I was in Greece from June 23 through July 5, and, while I had no meetings with government officials that might give me insider information on how events there are likely to unfold, nevertheless the experience was both enlightening and disturbing, and is worth relating.

Travel to Greece came at the invitation of the Stavros Niarchos Foundation, which had organized a conference on philanthropy and sustainability (here’s the text of my talk). The Foundation constitutes the largest philanthropic organization in the country and from what I can tell it is doing remarkable work in helping the people of Greece deal with their ongoing economic crisis. Stavros Niarchos has spent $100 million so far on jobs-creating projects in technology innovation and cultural preservation, and has promised another $200 million for the years to come.

Since Stavros Niarchos generously offered to pay for a plane ticket for my wife Janet too, we decided to celebrate our 20th wedding anniversary by seeing some sights—which in Greece inevitably includes ruins—and spending some much-needed tourist dollars.

Over its long history, Greece has certainly seen spectacular ups and downs, with its better moments providing the cultural underpinnings of western civilization.
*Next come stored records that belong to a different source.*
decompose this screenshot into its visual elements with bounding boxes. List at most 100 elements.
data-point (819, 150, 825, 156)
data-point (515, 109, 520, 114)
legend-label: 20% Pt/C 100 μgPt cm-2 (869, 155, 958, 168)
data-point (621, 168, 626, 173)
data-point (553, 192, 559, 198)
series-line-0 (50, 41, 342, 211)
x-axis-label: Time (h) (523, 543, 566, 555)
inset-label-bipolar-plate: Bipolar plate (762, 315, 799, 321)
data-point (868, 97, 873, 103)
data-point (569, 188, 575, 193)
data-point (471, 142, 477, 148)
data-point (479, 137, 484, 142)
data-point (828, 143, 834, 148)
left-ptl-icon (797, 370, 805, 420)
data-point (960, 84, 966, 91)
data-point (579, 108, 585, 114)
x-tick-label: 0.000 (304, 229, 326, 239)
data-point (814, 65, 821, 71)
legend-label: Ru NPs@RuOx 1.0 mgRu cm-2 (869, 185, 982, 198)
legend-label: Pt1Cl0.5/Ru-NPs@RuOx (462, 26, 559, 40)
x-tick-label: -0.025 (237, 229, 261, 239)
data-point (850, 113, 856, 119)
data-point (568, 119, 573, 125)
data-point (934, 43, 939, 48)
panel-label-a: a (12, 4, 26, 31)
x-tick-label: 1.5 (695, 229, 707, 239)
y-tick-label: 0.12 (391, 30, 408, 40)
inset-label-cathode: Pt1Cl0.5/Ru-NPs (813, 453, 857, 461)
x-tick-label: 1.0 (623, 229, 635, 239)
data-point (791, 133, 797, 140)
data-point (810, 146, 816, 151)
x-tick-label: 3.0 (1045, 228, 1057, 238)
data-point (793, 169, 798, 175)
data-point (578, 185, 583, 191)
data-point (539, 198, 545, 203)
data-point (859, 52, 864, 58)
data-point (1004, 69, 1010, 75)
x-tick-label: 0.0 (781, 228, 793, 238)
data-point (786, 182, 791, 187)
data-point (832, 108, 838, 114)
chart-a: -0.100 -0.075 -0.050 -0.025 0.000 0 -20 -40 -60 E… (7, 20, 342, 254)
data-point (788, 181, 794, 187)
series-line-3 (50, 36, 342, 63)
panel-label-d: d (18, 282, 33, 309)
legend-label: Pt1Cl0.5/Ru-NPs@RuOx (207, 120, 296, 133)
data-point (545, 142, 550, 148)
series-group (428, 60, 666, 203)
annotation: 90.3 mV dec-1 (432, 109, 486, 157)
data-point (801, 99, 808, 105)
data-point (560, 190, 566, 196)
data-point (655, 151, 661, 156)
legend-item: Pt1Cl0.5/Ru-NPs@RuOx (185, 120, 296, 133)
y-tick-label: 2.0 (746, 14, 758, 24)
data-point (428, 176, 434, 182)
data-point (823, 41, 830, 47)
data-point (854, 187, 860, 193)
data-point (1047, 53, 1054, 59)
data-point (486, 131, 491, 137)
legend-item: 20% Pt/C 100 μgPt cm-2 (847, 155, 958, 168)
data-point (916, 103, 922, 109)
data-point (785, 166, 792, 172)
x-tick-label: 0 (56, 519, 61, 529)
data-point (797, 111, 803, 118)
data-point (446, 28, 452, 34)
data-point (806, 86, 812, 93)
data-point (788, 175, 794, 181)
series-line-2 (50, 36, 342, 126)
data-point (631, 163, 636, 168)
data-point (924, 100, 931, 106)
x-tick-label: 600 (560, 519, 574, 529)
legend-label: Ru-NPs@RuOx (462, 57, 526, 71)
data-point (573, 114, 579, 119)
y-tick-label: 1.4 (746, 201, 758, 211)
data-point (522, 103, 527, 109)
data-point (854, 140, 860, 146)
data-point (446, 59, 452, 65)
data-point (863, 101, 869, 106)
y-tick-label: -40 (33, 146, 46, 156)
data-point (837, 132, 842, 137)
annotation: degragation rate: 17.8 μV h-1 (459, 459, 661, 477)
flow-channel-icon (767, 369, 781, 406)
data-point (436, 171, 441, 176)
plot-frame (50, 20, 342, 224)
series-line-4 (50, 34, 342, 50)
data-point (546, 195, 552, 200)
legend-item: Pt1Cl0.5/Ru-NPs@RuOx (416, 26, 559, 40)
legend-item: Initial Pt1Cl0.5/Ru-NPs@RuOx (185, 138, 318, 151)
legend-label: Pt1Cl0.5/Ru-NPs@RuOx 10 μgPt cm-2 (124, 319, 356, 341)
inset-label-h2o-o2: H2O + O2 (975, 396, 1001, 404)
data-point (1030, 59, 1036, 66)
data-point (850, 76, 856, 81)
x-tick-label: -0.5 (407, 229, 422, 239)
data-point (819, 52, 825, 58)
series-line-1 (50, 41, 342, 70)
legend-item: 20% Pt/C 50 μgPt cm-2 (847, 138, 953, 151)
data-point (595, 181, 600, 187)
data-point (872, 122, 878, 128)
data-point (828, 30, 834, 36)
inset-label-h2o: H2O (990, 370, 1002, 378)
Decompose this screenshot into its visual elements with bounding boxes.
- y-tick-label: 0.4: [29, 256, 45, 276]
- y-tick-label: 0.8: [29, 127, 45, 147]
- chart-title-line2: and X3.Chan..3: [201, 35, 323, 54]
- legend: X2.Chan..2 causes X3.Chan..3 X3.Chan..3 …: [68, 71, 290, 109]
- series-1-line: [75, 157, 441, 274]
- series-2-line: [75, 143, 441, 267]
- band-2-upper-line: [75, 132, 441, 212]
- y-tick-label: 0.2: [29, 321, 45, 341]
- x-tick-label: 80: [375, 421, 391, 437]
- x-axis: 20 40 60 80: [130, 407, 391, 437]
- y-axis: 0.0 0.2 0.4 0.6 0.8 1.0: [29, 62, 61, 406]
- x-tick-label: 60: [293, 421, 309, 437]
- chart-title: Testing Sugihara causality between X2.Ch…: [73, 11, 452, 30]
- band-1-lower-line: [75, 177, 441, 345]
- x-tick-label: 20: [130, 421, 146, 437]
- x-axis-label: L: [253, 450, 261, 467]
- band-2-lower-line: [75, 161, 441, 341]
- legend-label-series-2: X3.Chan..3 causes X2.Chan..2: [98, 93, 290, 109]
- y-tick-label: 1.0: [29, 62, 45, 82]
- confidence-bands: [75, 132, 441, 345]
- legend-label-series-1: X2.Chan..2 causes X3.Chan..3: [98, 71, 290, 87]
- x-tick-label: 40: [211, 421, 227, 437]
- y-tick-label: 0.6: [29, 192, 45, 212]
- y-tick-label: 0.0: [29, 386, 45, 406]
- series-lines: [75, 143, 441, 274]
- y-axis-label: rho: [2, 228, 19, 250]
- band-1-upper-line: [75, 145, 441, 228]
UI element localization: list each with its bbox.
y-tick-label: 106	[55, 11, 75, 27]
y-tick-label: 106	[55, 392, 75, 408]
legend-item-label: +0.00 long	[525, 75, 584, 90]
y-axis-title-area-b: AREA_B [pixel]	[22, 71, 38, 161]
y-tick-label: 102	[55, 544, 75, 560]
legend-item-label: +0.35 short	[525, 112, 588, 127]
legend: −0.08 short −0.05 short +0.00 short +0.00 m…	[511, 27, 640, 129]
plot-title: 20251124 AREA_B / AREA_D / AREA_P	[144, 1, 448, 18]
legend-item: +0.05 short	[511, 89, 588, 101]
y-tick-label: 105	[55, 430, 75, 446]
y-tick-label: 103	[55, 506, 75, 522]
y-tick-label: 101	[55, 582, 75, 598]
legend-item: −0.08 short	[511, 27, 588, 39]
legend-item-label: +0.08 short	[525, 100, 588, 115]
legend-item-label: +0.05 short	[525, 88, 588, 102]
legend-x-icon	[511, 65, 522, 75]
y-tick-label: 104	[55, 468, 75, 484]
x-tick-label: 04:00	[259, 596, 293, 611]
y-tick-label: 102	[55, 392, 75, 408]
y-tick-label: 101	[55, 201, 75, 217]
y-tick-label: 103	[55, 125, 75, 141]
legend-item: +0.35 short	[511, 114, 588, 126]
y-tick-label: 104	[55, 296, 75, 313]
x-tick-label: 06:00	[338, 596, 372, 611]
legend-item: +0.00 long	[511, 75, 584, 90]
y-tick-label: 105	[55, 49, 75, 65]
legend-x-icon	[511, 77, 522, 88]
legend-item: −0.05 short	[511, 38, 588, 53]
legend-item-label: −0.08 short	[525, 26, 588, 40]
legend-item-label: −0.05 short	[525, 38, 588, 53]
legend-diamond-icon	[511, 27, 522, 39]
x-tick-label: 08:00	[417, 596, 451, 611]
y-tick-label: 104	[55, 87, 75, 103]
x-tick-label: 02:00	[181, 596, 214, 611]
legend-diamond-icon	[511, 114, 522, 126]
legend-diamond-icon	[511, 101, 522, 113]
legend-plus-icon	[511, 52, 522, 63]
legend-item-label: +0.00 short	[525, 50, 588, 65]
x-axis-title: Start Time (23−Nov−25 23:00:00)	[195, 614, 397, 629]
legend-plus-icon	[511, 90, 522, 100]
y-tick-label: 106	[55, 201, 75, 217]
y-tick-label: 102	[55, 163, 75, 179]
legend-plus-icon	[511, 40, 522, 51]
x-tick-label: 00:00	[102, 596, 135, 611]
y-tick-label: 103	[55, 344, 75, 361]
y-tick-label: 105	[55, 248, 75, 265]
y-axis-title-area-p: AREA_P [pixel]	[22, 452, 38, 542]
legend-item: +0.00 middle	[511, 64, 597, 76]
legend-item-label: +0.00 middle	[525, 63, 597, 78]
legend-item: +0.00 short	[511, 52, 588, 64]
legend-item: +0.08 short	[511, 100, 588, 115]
Sitting and strolling among the fallen pillars of the Acropolis and the Agora—where Socrates, Plato, and Aristotle hung out with their respective flocks of disciples, drinking the ancient equivalent of espresso while discussing truth, beauty, and good governance—couldn’t help but put me in a philosophical mood. These ancient people built in stone and inscribed their ideas on tablets. Yet how fragile their achievements proved to be in the face of economic decline and the onslaughts of invaders. In comparison, our vastly greater modern material achievements (thanks to the power of fossil fuels) have been expressed in buildings with an average 50-year life expectancy, and with writings preserved on media that reliably self-destruct in practically no time at all. What will we leave behind?